If you're a reader of my old blog, welcome back. If you're not, there follows a bit of background - for more information than that, follow the link and enjoy the read!

After being a volunteer youth leader in Dorset for 5 years, God decided that he had plans for my life that didn't involve working in electronics. I followed his lead, and I've just spent two years at theological college in Cambridge doing the necessary academic training in order to eventually become a Church of England priest, with the ultimate target of becoming a vicar.

After academia, it's time to get some practical experience (not that the course was exclusively in the library - see the old blog again!) living and working in the real world, being trained alongside somebody who has been there. So having been ordained in July I'm living in North Wiltshire, licensed to the Greater Corsham and Lacock team as their curate.

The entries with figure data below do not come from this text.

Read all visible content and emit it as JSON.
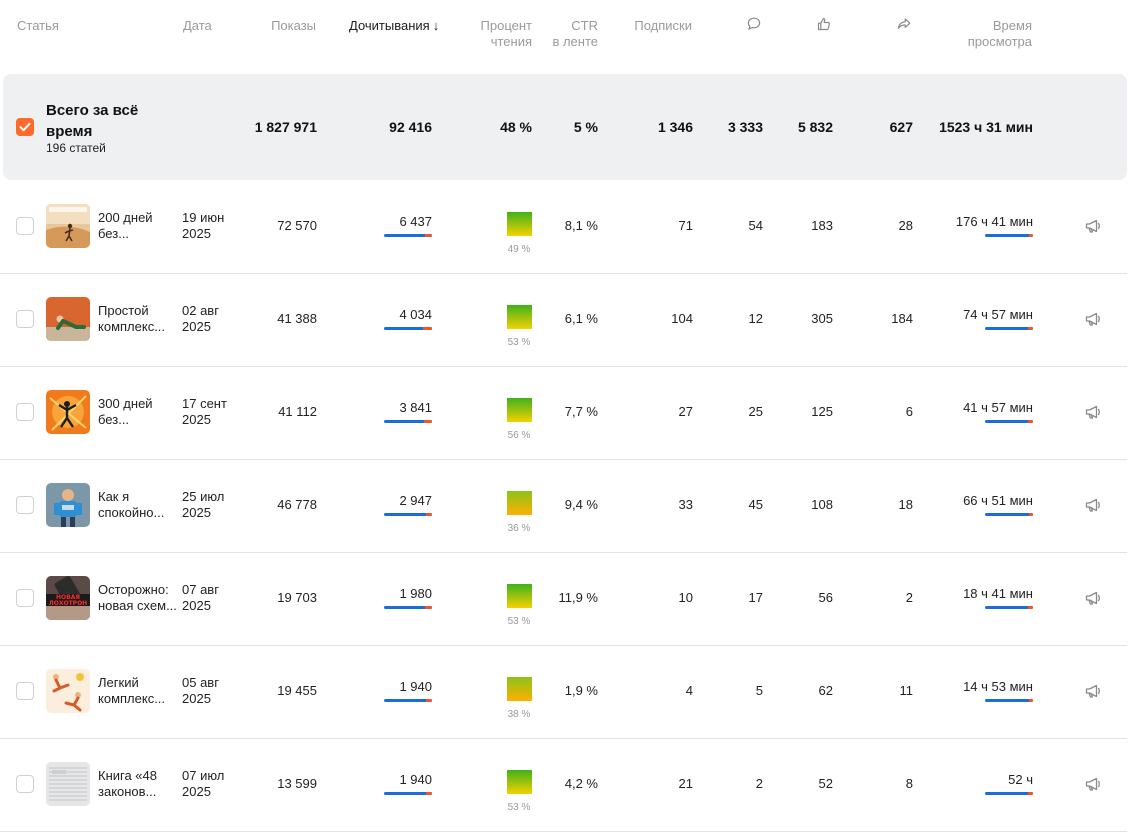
{
  "header": {
    "article": "Статья",
    "date": "Дата",
    "views": "Показы",
    "reads": "Дочитывания",
    "sort_arrow": "↓",
    "read_pct_line1": "Процент",
    "read_pct_line2": "чтения",
    "ctr_line1": "CTR",
    "ctr_line2": "в ленте",
    "subs": "Подписки",
    "comments_icon": "comment-icon",
    "likes_icon": "thumbs-up-icon",
    "shares_icon": "share-icon",
    "time_line1": "Время",
    "time_line2": "просмотра"
  },
  "total": {
    "title": "Всего за всё время",
    "subtitle": "196 статей",
    "views": "1 827 971",
    "reads": "92 416",
    "read_pct": "48 %",
    "ctr": "5 %",
    "subs": "1 346",
    "comments": "3 333",
    "likes": "5 832",
    "shares": "627",
    "time": "1523 ч 31 мин"
  },
  "rows": [
    {
      "t1": "200 дней",
      "t2": "без...",
      "d1": "19 июн",
      "d2": "2025",
      "views": "72 570",
      "reads": "6 437",
      "reads_fill": 0.86,
      "pct": "49 %",
      "pct_value": 49,
      "ctr": "8,1 %",
      "subs": "71",
      "comments": "54",
      "likes": "183",
      "shares": "28",
      "time": "176 ч 41 мин",
      "time_fill": 0.92,
      "thumb": "desert-runner",
      "sq_top": "#3fb21c",
      "sq_bottom": "#f4d100"
    },
    {
      "t1": "Простой",
      "t2": "комплекс...",
      "d1": "02 авг",
      "d2": "2025",
      "views": "41 388",
      "reads": "4 034",
      "reads_fill": 0.82,
      "pct": "53 %",
      "pct_value": 53,
      "ctr": "6,1 %",
      "subs": "104",
      "comments": "12",
      "likes": "305",
      "shares": "184",
      "time": "74 ч 57 мин",
      "time_fill": 0.9,
      "thumb": "stretching",
      "sq_top": "#3fb21c",
      "sq_bottom": "#f4d100"
    },
    {
      "t1": "300 дней",
      "t2": "без...",
      "d1": "17 сент",
      "d2": "2025",
      "views": "41 112",
      "reads": "3 841",
      "reads_fill": 0.84,
      "pct": "56 %",
      "pct_value": 56,
      "ctr": "7,7 %",
      "subs": "27",
      "comments": "25",
      "likes": "125",
      "shares": "6",
      "time": "41 ч 57 мин",
      "time_fill": 0.9,
      "thumb": "orange-figure",
      "sq_top": "#3fb21c",
      "sq_bottom": "#f4d100"
    },
    {
      "t1": "Как я",
      "t2": "спокойно...",
      "d1": "25 июл",
      "d2": "2025",
      "views": "46 778",
      "reads": "2 947",
      "reads_fill": 0.87,
      "pct": "36 %",
      "pct_value": 36,
      "ctr": "9,4 %",
      "subs": "33",
      "comments": "45",
      "likes": "108",
      "shares": "18",
      "time": "66 ч 51 мин",
      "time_fill": 0.92,
      "thumb": "cartoon-man",
      "sq_top": "#8cc21a",
      "sq_bottom": "#ffb000"
    },
    {
      "t1": "Осторожно:",
      "t2": "новая схем...",
      "d1": "07 авг",
      "d2": "2025",
      "views": "19 703",
      "reads": "1 980",
      "reads_fill": 0.86,
      "pct": "53 %",
      "pct_value": 53,
      "ctr": "11,9 %",
      "subs": "10",
      "comments": "17",
      "likes": "56",
      "shares": "2",
      "time": "18 ч 41 мин",
      "time_fill": 0.9,
      "thumb": "phone-scam",
      "sq_top": "#3fb21c",
      "sq_bottom": "#f4d100"
    },
    {
      "t1": "Легкий",
      "t2": "комплекс...",
      "d1": "05 авг",
      "d2": "2025",
      "views": "19 455",
      "reads": "1 940",
      "reads_fill": 0.88,
      "pct": "38 %",
      "pct_value": 38,
      "ctr": "1,9 %",
      "subs": "4",
      "comments": "5",
      "likes": "62",
      "shares": "11",
      "time": "14 ч 53 мин",
      "time_fill": 0.92,
      "thumb": "exercise-figures",
      "sq_top": "#8cc21a",
      "sq_bottom": "#ffb000"
    },
    {
      "t1": "Книга «48",
      "t2": "законов...",
      "d1": "07 июл",
      "d2": "2025",
      "views": "13 599",
      "reads": "1 940",
      "reads_fill": 0.88,
      "pct": "53 %",
      "pct_value": 53,
      "ctr": "4,2 %",
      "subs": "21",
      "comments": "2",
      "likes": "52",
      "shares": "8",
      "time": "52 ч",
      "time_fill": 0.9,
      "thumb": "book-page",
      "sq_top": "#3fb21c",
      "sq_bottom": "#f4d100"
    }
  ],
  "colors": {
    "accent": "#fc6a2c",
    "bar_blue": "#1a6ddb",
    "bar_red": "#f0552b",
    "total_bg": "#eff0f2"
  }
}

The team comprises five churches, and I'm working across them all, although I am heavily focussed on Lacock in order to give me a fixed point of reference and the chance to get to know a congregation well. I'm attached to the Vicar of Lacock, Rev Sally Wheeler, who in the role of 'training incumbent' is responsible for making sure I get exposed to everything that is necessary for my professional development.

I'm here for up to four years - that's partly dependent on how well the training goes, partly on what positions are available in 2013/14, and partly on my children's life choices with the timing of GCSEs and A-levels. As it's a really busy team of churches there is no lack of experience to be had here - there are 35 weddings this year, and I've already been to more funerals in the last 2 months than in the rest of my life previously.

I hope to use this blog to share a flavour of what it's like to be a curate in the English countryside. I know several readers of the previous blog were considering or were about to enter training, and I'd like to think that what I write here will help give them a better appreciation of what the curacy phase can be like.